対するアルベルトにはあの『赤い悪魔』がいるらしい!」
「へぇ!『銀の将軍』と『赤い悪魔』の対決が実現するかもしれないのか!」
「そりゃあ見ものだな!俺は『赤い悪魔』が勝つ方に銀貨1枚かけるよ!」
「なら俺はバルジアラ将軍に銀貨1枚!
なんたって、大国ウィニストラの名だたる将軍達をまとめる一番強い筆頭将軍だぞ?たかが傭兵ごときに敗れないだろ」
「いや!『赤い悪魔』と言えば、生まれた赤子でも知ってるって言うくらいの悪名高い傭兵だ!
戦場で奴と敵として見えると、その赤い髪に全身の血を吸われるっていうくらいだぞ?是非とも一傭兵が名高い将軍を敗ってほしいもんだ!」
どっちが勝つかの賭けが盛り上がり始めると、あっという間に酒場中の人達が賭けを始めた。

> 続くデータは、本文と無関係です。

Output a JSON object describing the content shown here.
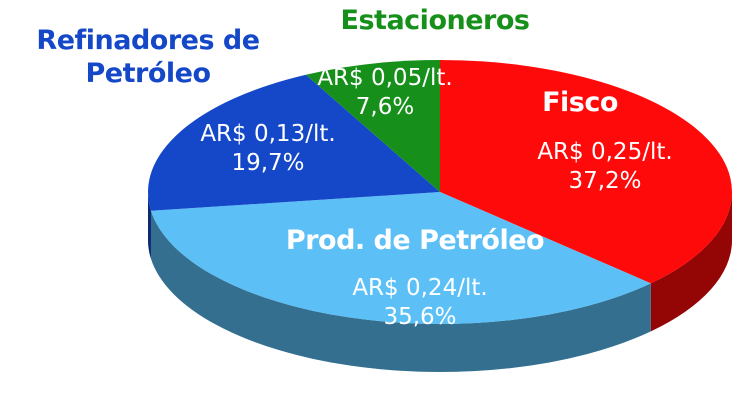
{
  "chart_data": {
    "type": "pie",
    "categories": [
      "Fisco",
      "Prod. de Petróleo",
      "Refinadores de Petróleo",
      "Estacioneros"
    ],
    "values": [
      37.2,
      35.6,
      19.7,
      7.6
    ],
    "value_labels": [
      "37,2%",
      "35,6%",
      "19,7%",
      "7,6%"
    ],
    "price_labels": [
      "AR$ 0,25/lt.",
      "AR$ 0,24/lt.",
      "AR$ 0,13/lt.",
      "AR$  0,05/lt."
    ],
    "colors": [
      "#ff0a0a",
      "#5cc0f7",
      "#1548c9",
      "#16901a"
    ]
  }
}
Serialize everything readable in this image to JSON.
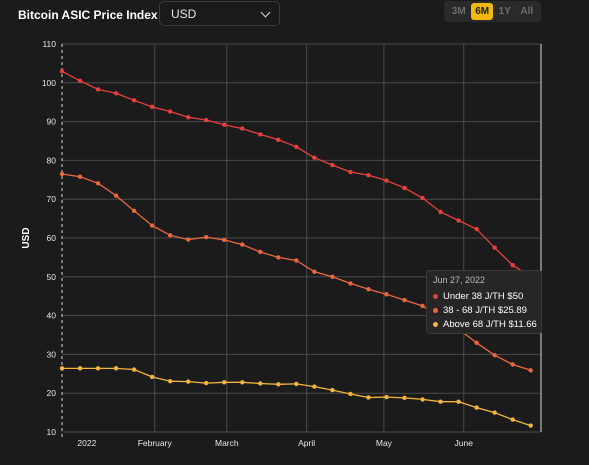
{
  "header": {
    "title": "Bitcoin ASIC Price Index",
    "currency_select": "USD",
    "ranges": [
      "3M",
      "6M",
      "1Y",
      "All"
    ],
    "active_range": "6M"
  },
  "tooltip": {
    "date": "Jun 27, 2022",
    "rows": [
      "Under 38 J/TH $50",
      "38 - 68 J/TH $25.89",
      "Above 68 J/TH $11.66"
    ]
  },
  "colors": {
    "under38": "#e8403d",
    "mid": "#e8683d",
    "above68": "#f3b53c",
    "grid": "#4a4a4a"
  },
  "chart_data": {
    "type": "line",
    "ylabel": "USD",
    "ylim": [
      10,
      110
    ],
    "yticks": [
      10,
      20,
      30,
      40,
      50,
      60,
      70,
      80,
      90,
      100,
      110
    ],
    "xticks": [
      {
        "label": "2022",
        "x": "2022-01-01"
      },
      {
        "label": "February",
        "x": "2022-02-01"
      },
      {
        "label": "March",
        "x": "2022-03-01"
      },
      {
        "label": "April",
        "x": "2022-04-01"
      },
      {
        "label": "May",
        "x": "2022-05-01"
      },
      {
        "label": "June",
        "x": "2022-06-01"
      }
    ],
    "xlim": [
      "2021-12-27",
      "2022-07-01"
    ],
    "x": [
      "2021-12-27",
      "2022-01-03",
      "2022-01-10",
      "2022-01-17",
      "2022-01-24",
      "2022-01-31",
      "2022-02-07",
      "2022-02-14",
      "2022-02-21",
      "2022-02-28",
      "2022-03-07",
      "2022-03-14",
      "2022-03-21",
      "2022-03-28",
      "2022-04-04",
      "2022-04-11",
      "2022-04-18",
      "2022-04-25",
      "2022-05-02",
      "2022-05-09",
      "2022-05-16",
      "2022-05-23",
      "2022-05-30",
      "2022-06-06",
      "2022-06-13",
      "2022-06-20",
      "2022-06-27"
    ],
    "series": [
      {
        "name": "Under 38 J/TH",
        "color": "#e8403d",
        "values": [
          103,
          100.5,
          98.3,
          97.3,
          95.5,
          93.8,
          92.6,
          91.1,
          90.4,
          89.2,
          88.2,
          86.7,
          85.3,
          83.5,
          80.7,
          78.8,
          77,
          76.2,
          74.8,
          72.9,
          70.3,
          66.7,
          64.5,
          62.3,
          57.5,
          53,
          50
        ]
      },
      {
        "name": "38 - 68 J/TH",
        "color": "#e8683d",
        "values": [
          76.5,
          75.8,
          74.1,
          70.9,
          67,
          63.2,
          60.7,
          59.6,
          60.2,
          59.5,
          58.3,
          56.4,
          55,
          54.2,
          51.3,
          50,
          48.3,
          46.8,
          45.5,
          44,
          42.5,
          39.5,
          36.5,
          33,
          29.8,
          27.4,
          25.89
        ]
      },
      {
        "name": "Above 68 J/TH",
        "color": "#f3b53c",
        "values": [
          26.4,
          26.4,
          26.4,
          26.4,
          26.1,
          24.2,
          23.1,
          23,
          22.6,
          22.8,
          22.8,
          22.5,
          22.3,
          22.4,
          21.7,
          20.8,
          19.8,
          18.9,
          19,
          18.8,
          18.4,
          17.8,
          17.8,
          16.3,
          15,
          13.2,
          11.66
        ]
      }
    ]
  }
}
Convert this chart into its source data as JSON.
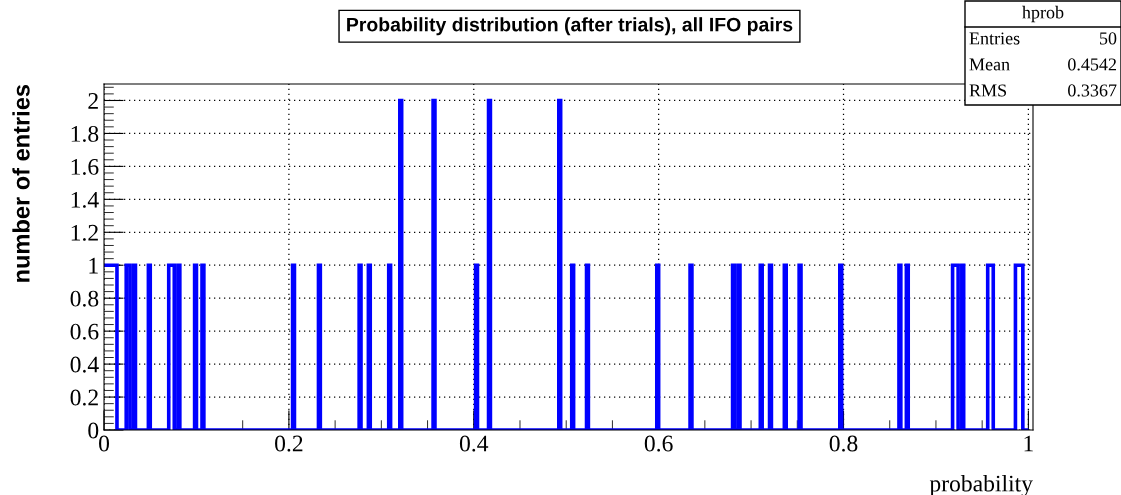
{
  "chart_data": {
    "type": "histogram",
    "title": "Probability distribution (after trials), all IFO pairs",
    "xlabel": "probability",
    "ylabel": "number of entries",
    "bins": [
      0,
      0.002,
      0.004,
      0.006,
      0.008,
      0.01,
      0.012,
      0.014,
      0.024,
      0.026,
      0.028,
      0.032,
      0.034,
      0.048,
      0.05,
      0.07,
      0.072,
      0.074,
      0.076,
      0.08,
      0.082,
      0.098,
      0.1,
      0.106,
      0.108,
      0.204,
      0.206,
      0.232,
      0.234,
      0.276,
      0.278,
      0.286,
      0.288,
      0.308,
      0.31,
      0.32,
      0.322,
      0.356,
      0.358,
      0.402,
      0.404,
      0.416,
      0.418,
      0.492,
      0.494,
      0.506,
      0.508,
      0.522,
      0.524,
      0.598,
      0.6,
      0.634,
      0.636,
      0.68,
      0.682,
      0.686,
      0.688,
      0.71,
      0.712,
      0.72,
      0.722,
      0.736,
      0.738,
      0.752,
      0.754,
      0.796,
      0.798,
      0.86,
      0.862,
      0.868,
      0.87,
      0.918,
      0.92,
      0.922,
      0.924,
      0.928,
      0.93,
      0.956,
      0.958,
      0.96,
      0.962,
      0.986,
      0.988,
      0.99,
      0.992,
      0.994,
      1
    ],
    "values": [
      1,
      1,
      1,
      1,
      1,
      1,
      1,
      0,
      1,
      1,
      0,
      1,
      0,
      1,
      0,
      1,
      1,
      1,
      0,
      1,
      0,
      1,
      0,
      1,
      0,
      1,
      0,
      1,
      0,
      1,
      0,
      1,
      0,
      1,
      0,
      2,
      0,
      2,
      0,
      1,
      0,
      2,
      0,
      2,
      0,
      1,
      0,
      1,
      0,
      1,
      0,
      1,
      0,
      1,
      0,
      1,
      0,
      1,
      0,
      1,
      0,
      1,
      0,
      1,
      0,
      1,
      0,
      1,
      0,
      1,
      0,
      1,
      1,
      1,
      0,
      1,
      0,
      1,
      1,
      1,
      0,
      1,
      1,
      1,
      1,
      0
    ],
    "color": "#0000ff",
    "xlim": [
      0,
      1.005
    ],
    "ylim": [
      0,
      2.1
    ],
    "xticks": [
      0,
      0.2,
      0.4,
      0.6,
      0.8,
      1
    ],
    "yticks": [
      0,
      0.2,
      0.4,
      0.6,
      0.8,
      1,
      1.2,
      1.4,
      1.6,
      1.8,
      2
    ],
    "grid": true,
    "annotations": [
      "hprob",
      "Entries",
      "50",
      "Mean",
      "0.4542",
      "RMS",
      "0.3367"
    ]
  }
}
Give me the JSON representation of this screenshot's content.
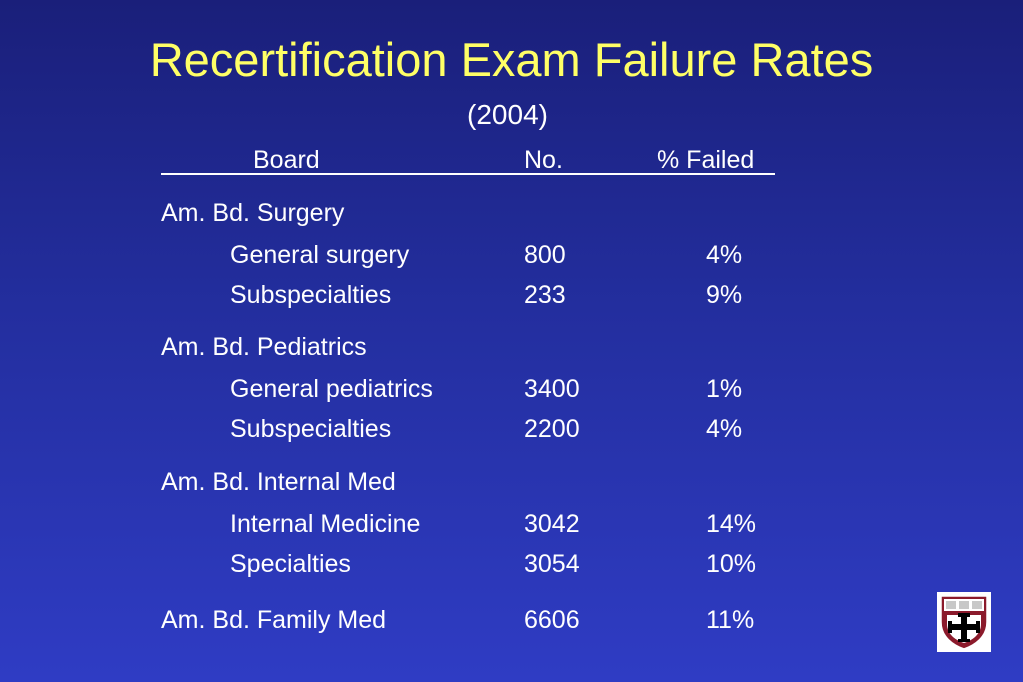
{
  "slide": {
    "title": "Recertification Exam Failure Rates",
    "subtitle": "(2004)"
  },
  "table": {
    "headers": [
      "Board",
      "No.",
      "% Failed"
    ],
    "groups": [
      {
        "board": "Am. Bd. Surgery",
        "rows": [
          {
            "label": "General surgery",
            "no": "800",
            "pct": "4%"
          },
          {
            "label": "Subspecialties",
            "no": "233",
            "pct": "9%"
          }
        ]
      },
      {
        "board": "Am. Bd. Pediatrics",
        "rows": [
          {
            "label": "General pediatrics",
            "no": "3400",
            "pct": "1%"
          },
          {
            "label": "Subspecialties",
            "no": "2200",
            "pct": "4%"
          }
        ]
      },
      {
        "board": "Am. Bd. Internal Med",
        "rows": [
          {
            "label": "Internal Medicine",
            "no": "3042",
            "pct": "14%"
          },
          {
            "label": "Specialties",
            "no": "3054",
            "pct": "10%"
          }
        ]
      },
      {
        "board": "Am. Bd. Family Med",
        "no": "6606",
        "pct": "11%",
        "rows": []
      }
    ]
  },
  "logo": {
    "name": "shield-crest-icon",
    "colors": {
      "shield": "#8b1a2b",
      "cross": "#ffffff",
      "border": "#ffffff"
    }
  }
}
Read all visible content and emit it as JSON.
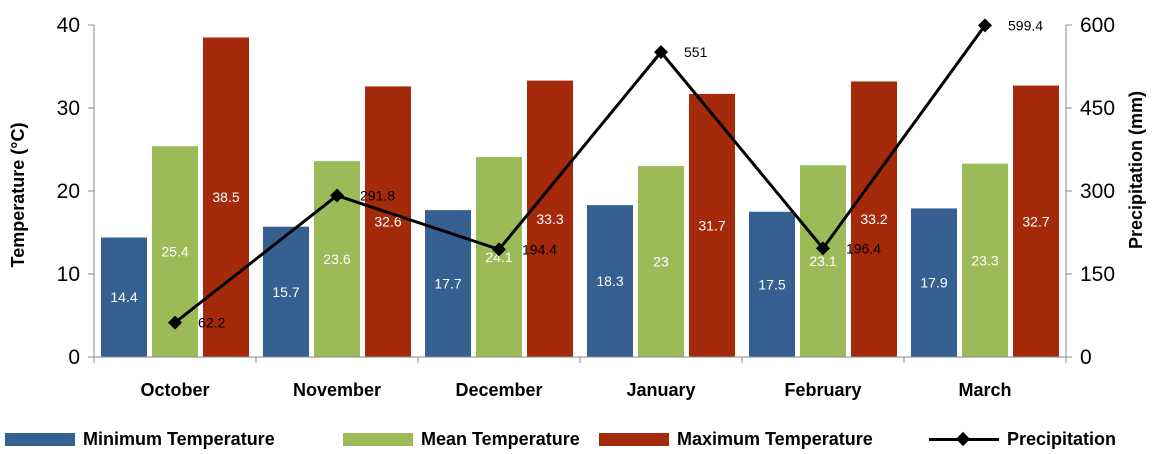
{
  "chart_data": {
    "type": "bar",
    "categories": [
      "October",
      "November",
      "December",
      "January",
      "February",
      "March"
    ],
    "series": [
      {
        "name": "Minimum Temperature",
        "type": "bar",
        "axis": "left",
        "color": "#366092",
        "values": [
          14.4,
          15.7,
          17.7,
          18.3,
          17.5,
          17.9
        ],
        "labels": [
          "14.4",
          "15.7",
          "17.7",
          "18.3",
          "17.5",
          "17.9"
        ]
      },
      {
        "name": "Mean Temperature",
        "type": "bar",
        "axis": "left",
        "color": "#9bbb59",
        "values": [
          25.4,
          23.6,
          24.1,
          23,
          23.1,
          23.3
        ],
        "labels": [
          "25.4",
          "23.6",
          "24.1",
          "23",
          "23.1",
          "23.3"
        ]
      },
      {
        "name": "Maximum Temperature",
        "type": "bar",
        "axis": "left",
        "color": "#a52a0c",
        "values": [
          38.5,
          32.6,
          33.3,
          31.7,
          33.2,
          32.7
        ],
        "labels": [
          "38.5",
          "32.6",
          "33.3",
          "31.7",
          "33.2",
          "32.7"
        ]
      },
      {
        "name": "Precipitation",
        "type": "line",
        "axis": "right",
        "color": "#000000",
        "values": [
          62.2,
          291.8,
          194.4,
          551,
          196.4,
          599.4
        ],
        "labels": [
          "62.2",
          "291.8",
          "194.4",
          "551",
          "196.4",
          "599.4"
        ]
      }
    ],
    "ylabel": "Temperature (°C)",
    "y2label": "Precipitation (mm)",
    "ylim": [
      0,
      40
    ],
    "y2lim": [
      0,
      600
    ],
    "yticks": [
      "0",
      "10",
      "20",
      "30",
      "40"
    ],
    "y2ticks": [
      "0",
      "150",
      "300",
      "450",
      "600"
    ],
    "grid": false,
    "legend_position": "bottom"
  }
}
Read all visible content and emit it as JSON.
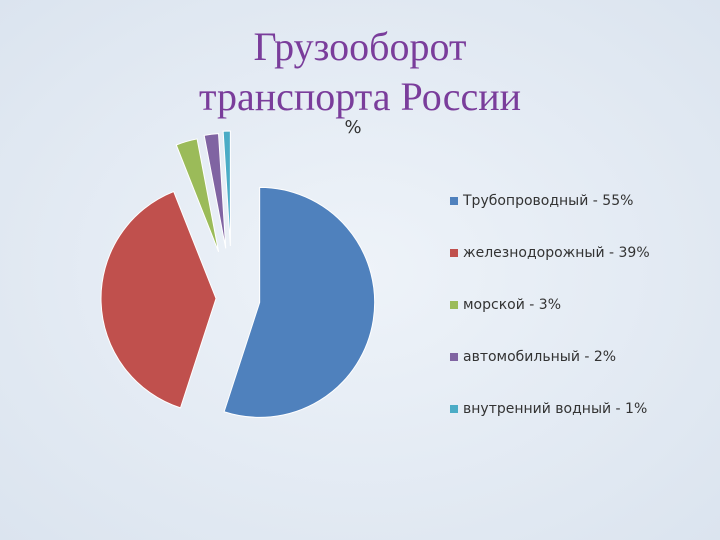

これ以上ここでは情報は得られないだろうと、私はそっと酒場を出て宿に戻った。
宿を拠点に街を散策したり、魔法の勉強をして時間を潰した翌日の昼前。
「おい!戦いが決したらしいぞ!なんとバルジアラ将軍が『赤い悪魔』を討ち取ったそうだ!」
「本当かよ!俺、『赤い悪魔』に銀貨5枚も賭けたのに!」
知らせを聞いた街中は賭けのことで一気に湧き上がっていたから、どうやら街中の多くの人達が賭けに参加していたらしい。
私は『白い渡り鳥』としての仕事をするべく、戦場跡に行って生存者はいないか仕事をすることにした。
死体しかない場所に行くのは正直気が滅入るが、これも一応『白い渡り鳥』としての勤めであるので行かないわけにもいかない。
他の『白い渡り鳥』はこの仕事をしない人も多いと聞いたが、見て見ぬふりをすれば故郷の恩師に顔向けできない。
怒ると怖いローズ様にバレたら長々と説教を受けて、罪悪感に打ちひしがれるのは目に見えている。私にはそっちの方が恐ろしい。
私は宿の女将さんにしばらく留守にすると伝えて、そっと街を出て戦場跡の平原へと向かった。